The reverse transcriptase domains from the 24 complete elements were employed to establish
the phylogenetic relationship between RtPc elements derived from each of the two species
of the genus Paracoccidioides, P. brasiliensis (isolates Pb18 and Pb03) and P. lutzii (isolate Pb01). Intact copies of LTR-Gypsy-RtPc1 and LINE-Tad-RtPc5 have been identified in P. brasiliensis and P. lutzii. In the phylogenetic tree (Figure 6A), three major clusters can be distinguished. One group contains the LTR-Gypsy elements, the second contains LTR-Copia elements and the third contains the LINE elements, all strongly supported by high
posterior probabilities, thus confirming the classification of these elements. The
phylogenetic tree for the LTR-Gypsy-RtPc1 element (Figure 6B) showed 3 clusters, two of which were composed of species-specific sequences from
P. brasiliensis (Pb18) and P. lutzii (Pb01).
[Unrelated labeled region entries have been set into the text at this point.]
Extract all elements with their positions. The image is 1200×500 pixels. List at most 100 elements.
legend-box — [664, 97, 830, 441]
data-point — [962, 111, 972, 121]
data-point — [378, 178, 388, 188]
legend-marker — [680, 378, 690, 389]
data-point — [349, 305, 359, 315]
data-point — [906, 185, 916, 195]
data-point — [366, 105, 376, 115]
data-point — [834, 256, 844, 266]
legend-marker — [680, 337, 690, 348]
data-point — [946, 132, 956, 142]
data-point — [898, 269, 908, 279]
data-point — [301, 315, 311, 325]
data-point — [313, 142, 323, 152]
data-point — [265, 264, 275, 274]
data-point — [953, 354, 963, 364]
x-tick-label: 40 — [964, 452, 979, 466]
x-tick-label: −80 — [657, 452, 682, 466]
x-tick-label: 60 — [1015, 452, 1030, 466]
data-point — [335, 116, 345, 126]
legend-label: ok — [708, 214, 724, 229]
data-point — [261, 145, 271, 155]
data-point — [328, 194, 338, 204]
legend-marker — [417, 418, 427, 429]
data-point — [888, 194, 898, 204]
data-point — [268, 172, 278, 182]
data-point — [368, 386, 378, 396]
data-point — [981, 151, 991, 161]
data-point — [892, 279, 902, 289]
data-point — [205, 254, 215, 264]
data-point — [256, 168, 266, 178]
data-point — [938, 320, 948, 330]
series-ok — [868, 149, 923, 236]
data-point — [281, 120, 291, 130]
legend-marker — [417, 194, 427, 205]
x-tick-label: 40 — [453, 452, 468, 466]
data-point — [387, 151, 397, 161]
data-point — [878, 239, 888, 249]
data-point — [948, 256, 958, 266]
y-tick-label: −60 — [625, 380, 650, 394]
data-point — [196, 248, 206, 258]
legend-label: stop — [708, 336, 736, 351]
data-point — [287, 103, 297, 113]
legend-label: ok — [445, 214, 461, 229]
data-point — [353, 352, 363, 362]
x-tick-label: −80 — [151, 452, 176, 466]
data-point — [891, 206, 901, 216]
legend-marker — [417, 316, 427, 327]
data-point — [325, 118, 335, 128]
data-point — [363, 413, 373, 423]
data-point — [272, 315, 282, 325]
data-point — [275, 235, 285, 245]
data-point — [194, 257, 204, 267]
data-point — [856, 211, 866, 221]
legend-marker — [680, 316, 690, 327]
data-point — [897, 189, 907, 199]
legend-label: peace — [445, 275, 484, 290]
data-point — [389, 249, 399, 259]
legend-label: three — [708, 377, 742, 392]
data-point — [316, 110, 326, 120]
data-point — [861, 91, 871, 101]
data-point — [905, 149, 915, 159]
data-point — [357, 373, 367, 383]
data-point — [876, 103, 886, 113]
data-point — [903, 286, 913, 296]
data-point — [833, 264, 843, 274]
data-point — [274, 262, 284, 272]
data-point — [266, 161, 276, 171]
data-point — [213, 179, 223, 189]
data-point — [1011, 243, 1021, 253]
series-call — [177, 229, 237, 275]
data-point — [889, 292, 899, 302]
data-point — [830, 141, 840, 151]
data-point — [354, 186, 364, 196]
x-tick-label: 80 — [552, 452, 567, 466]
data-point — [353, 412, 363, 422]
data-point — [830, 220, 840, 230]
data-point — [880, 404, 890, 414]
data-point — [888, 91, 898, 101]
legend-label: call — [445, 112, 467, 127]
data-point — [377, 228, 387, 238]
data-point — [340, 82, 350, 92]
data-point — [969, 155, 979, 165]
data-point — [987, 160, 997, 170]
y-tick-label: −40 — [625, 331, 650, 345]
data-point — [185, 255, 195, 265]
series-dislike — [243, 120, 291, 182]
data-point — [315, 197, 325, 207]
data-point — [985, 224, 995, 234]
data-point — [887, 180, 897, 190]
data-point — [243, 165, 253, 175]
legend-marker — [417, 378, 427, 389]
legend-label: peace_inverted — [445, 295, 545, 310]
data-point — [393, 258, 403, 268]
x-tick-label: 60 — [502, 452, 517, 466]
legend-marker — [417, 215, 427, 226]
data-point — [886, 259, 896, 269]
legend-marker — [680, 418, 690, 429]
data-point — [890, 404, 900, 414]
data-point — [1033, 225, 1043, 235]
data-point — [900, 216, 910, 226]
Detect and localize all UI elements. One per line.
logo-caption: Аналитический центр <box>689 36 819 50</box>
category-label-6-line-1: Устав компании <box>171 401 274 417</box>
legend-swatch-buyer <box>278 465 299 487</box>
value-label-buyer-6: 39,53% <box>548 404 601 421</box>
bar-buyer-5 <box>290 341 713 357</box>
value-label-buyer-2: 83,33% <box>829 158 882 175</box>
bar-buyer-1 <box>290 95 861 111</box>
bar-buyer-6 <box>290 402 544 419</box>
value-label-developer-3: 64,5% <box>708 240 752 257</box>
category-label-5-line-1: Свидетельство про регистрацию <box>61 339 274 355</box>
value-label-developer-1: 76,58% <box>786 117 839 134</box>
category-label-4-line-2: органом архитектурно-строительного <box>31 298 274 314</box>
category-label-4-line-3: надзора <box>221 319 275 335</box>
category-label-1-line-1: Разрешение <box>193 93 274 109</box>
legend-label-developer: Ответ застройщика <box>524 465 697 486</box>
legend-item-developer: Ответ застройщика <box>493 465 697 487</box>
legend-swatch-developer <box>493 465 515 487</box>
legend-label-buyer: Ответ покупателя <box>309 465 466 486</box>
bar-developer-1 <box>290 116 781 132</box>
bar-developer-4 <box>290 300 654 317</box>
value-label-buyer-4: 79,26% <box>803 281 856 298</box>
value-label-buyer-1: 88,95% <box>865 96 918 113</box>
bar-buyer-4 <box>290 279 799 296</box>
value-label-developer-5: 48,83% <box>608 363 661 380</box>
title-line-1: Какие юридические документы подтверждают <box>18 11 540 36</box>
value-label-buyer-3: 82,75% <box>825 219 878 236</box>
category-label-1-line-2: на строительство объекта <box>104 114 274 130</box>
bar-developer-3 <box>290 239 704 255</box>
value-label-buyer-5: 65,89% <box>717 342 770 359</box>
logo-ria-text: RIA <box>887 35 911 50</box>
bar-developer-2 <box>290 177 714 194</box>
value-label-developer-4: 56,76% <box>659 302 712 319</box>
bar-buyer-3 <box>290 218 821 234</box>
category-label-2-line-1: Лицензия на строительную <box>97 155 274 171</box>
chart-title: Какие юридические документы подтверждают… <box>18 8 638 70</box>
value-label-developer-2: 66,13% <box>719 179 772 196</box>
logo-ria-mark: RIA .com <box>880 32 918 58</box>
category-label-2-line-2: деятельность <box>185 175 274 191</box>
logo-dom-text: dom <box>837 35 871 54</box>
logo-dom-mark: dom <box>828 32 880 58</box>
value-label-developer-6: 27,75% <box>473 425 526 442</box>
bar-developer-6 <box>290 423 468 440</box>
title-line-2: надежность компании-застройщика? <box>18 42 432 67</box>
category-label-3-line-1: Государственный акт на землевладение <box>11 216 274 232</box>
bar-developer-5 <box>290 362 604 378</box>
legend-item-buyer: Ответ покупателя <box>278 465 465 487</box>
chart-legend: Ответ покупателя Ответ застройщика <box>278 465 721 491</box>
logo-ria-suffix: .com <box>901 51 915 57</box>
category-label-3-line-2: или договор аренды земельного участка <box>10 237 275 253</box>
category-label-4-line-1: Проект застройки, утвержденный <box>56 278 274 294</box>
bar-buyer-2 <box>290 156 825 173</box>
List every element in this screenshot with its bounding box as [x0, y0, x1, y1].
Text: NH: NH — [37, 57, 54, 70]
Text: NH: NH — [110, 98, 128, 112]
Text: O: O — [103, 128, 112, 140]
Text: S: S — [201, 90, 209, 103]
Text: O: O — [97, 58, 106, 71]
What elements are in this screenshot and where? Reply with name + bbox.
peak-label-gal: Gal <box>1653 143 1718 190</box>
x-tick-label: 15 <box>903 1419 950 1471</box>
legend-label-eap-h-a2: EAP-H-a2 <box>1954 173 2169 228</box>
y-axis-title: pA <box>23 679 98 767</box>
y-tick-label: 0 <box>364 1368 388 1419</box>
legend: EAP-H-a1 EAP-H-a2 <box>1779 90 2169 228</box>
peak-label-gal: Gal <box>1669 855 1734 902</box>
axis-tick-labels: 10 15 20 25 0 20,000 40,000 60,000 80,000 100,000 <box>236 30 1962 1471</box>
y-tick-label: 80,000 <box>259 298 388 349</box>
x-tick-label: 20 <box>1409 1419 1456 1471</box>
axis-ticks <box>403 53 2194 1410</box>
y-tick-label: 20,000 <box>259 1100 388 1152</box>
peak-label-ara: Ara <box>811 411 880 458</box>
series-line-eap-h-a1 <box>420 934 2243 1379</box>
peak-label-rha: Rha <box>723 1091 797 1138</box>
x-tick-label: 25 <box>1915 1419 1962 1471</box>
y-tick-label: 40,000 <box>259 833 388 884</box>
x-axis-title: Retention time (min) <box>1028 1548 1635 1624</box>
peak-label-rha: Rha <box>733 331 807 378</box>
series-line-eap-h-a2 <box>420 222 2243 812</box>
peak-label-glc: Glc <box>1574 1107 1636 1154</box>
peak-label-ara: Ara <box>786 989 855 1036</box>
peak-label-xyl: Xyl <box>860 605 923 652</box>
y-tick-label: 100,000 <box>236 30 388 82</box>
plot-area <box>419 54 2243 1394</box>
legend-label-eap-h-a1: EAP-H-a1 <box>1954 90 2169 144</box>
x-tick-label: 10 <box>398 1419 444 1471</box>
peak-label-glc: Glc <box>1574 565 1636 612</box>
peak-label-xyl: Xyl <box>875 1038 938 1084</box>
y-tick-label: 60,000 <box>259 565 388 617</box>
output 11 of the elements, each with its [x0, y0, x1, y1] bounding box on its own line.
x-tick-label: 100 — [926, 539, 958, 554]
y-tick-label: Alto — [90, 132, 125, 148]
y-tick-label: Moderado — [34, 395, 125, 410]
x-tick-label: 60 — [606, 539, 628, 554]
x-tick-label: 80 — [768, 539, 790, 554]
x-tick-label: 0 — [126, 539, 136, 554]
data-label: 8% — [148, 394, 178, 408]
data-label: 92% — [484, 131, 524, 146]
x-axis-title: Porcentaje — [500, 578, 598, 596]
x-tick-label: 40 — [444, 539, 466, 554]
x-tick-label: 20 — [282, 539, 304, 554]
The first branch consisted of sequences exclusively from P. brasiliensis (Pb18), comprising 6 of the 8 intact copies found in this species (supercontigs 1.4,
1.6, 1.7, 1.10, 1.11 and 1.14); the central branch was composed of two RtPc sequences
from P. brasiliensis (Pb18, supercontigs 1.1 and 1.3) and three from P. lutzii (Pb01, supercontigs 1:22, 1:19, 1:29 and 1:16), and a high similarity was observed
among the five elements inside this cluster (Figure 6B). The grouping of elements from these two different species illustrates the degree
of similarity between these elements and suggests a common ancestry. The third branch
harbored only one P. lutzii sequence (supercontig 1.16) (Figure 6B). This pattern suggests that the RtPc1 elements from P. brasiliensis and P. lutzii share sequences that were present in a relatively recent common ancestor, thus supporting
the hypothesis of pre-speciation emergence of RtPc1 insertions. The RtPc3-Copia elements
clustered in very close branches and showed a high sequence similarity, which could
be explained by the low number of copies analyzed and by the fact that intact copies
were only identified in P. brasiliensis lineages Pb03 and Pb18. However, for the LINE-Tad-RtPc5 element (Figure 6C), it was possible to observe a species-specific grouping, although only a single
copy of RtPc5 has been analyzed in P. brasiliensis (isolate Pb03). Thus, despite the LINE-Tad-RtPc5 elements from P. brasiliensis and P. lutzii being located in separate branches, they nevertheless are phylogenetically close
(Figure 6C).

Figure 6. Phylogenetic analysis of RtPc elements and related fungal retrotransposons. Phylogenetic
tree of all intact RtPc elements using nucleotide sequences of the reverse transcriptase
domain of P. brasiliensis (Pb 03 e Pb18) and P. lutzii (Pb01) with Bayesian inference. Trees were rooted with the other subfamilies. LTR
elements from Aspergillus fumigatus (Gypsy-3-I_AF), Arthroderma otea (Gypsy-1-I_Ao), Ajellomyces capsulatus(AAJI01001759.1) Blumeria graminis (Copia-11_BG-I),Ajellomyces capsulatus (XM_001540167.1) and Blumeria graminis (Tad1-16-BG) were used as outgroups (see Method). A shows the phylogenetic tree of all 24 RtPc intact elements identified in Pb01, Pb03
and Pb18. LTR-Gypsy-RtPc1 and LINE-Tad-RtPc5 trees are shown with more detail in B and C, respectively.

Based on the assumption that the two LTRs accumulate point mutations independently,
the insertion time of an LTR retrotransposon could be estimated based on variations
or sequence differences between the two LTRs ends, where would have been identical
at the time of insertion 26]. Very low nucleotide divergence was observed in the LTRs of the 18 intact RtPc elements
(Additional file 5). Considering that the analyzed elements are intact and most likely active, the estimated
divergence between LTRs suggested recent insertion events in the genomes of P. brasiliensis and P. lutzii.